The widow was eligible for extraordinary pension, as Segui died when in service; it was granted already in 1938. The question of heritage, claimed by the widow and the sister, Pilar Seguí Almuzara, was settled by the court in 1940. At unspecified time during early Francoism a major street in Melilla, leading to Plaza de España, was named "calle teniente coronel Segui". Until the late 1960s in anniversary articles published in mid-July some local newspapers used to mention Segui among those who first rose to arms, at times as " verdadero cerebro del Alzamiento en Melilla". In 1957 the widow was admitted at a private audience by Franco. Segui made it to history books, from Historia de la cruzada española (1940) by Arraras to The Spanish Civil War (1961) by Thomas.
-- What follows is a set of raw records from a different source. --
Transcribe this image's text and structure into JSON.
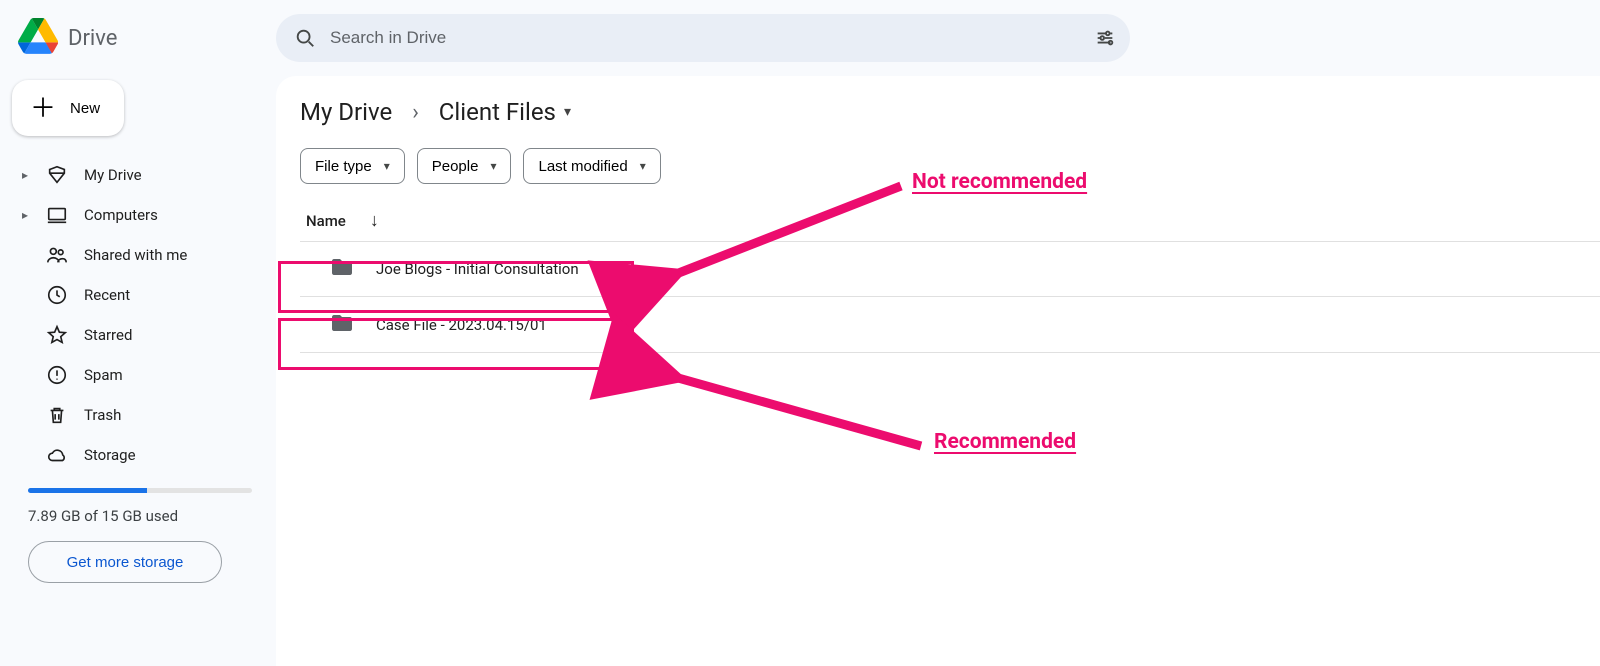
{
  "brand": {
    "name": "Drive"
  },
  "new_button": {
    "label": "New"
  },
  "sidebar": {
    "items": [
      {
        "label": "My Drive",
        "icon": "mydrive",
        "expandable": true
      },
      {
        "label": "Computers",
        "icon": "computer",
        "expandable": true
      },
      {
        "label": "Shared with me",
        "icon": "shared",
        "expandable": false
      },
      {
        "label": "Recent",
        "icon": "recent",
        "expandable": false
      },
      {
        "label": "Starred",
        "icon": "star",
        "expandable": false
      },
      {
        "label": "Spam",
        "icon": "spam",
        "expandable": false
      },
      {
        "label": "Trash",
        "icon": "trash",
        "expandable": false
      },
      {
        "label": "Storage",
        "icon": "cloud",
        "expandable": false
      }
    ]
  },
  "storage": {
    "used_label": "7.89 GB of 15 GB used",
    "get_more": "Get more storage",
    "used_pct": 53
  },
  "search": {
    "placeholder": "Search in Drive"
  },
  "breadcrumb": {
    "root": "My Drive",
    "current": "Client Files"
  },
  "chips": [
    {
      "label": "File type"
    },
    {
      "label": "People"
    },
    {
      "label": "Last modified"
    }
  ],
  "columns": {
    "name": "Name"
  },
  "rows": [
    {
      "name": "Joe Blogs - Initial Consultation"
    },
    {
      "name": "Case File - 2023.04.15/01"
    }
  ],
  "annotations": {
    "not_recommended": "Not recommended",
    "recommended": "Recommended"
  }
}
Until today Segui is briefly mentioned in scores of historiographic works focusing either on the coup in Morocco or on early days of the civil war, at times falsely as "jefe de la Falange en Melilla", though usually among "principales dirigentes de la conspiración en Melilla" or similar. The street in Melilla bore his name until the early 21. century; following efforts on part of local activists, in 2013 the local ayuntamiento renamed it to "Avenida de democracia"; some cheered that "el nombre del asesino Tte. Coronel Seguí desapareciera del callejero". Segui was among protagonists of the novel Melilla 1936 (2022) by Luis María Cazorla Prieto. He was dedicated a brief monographic article in 2023.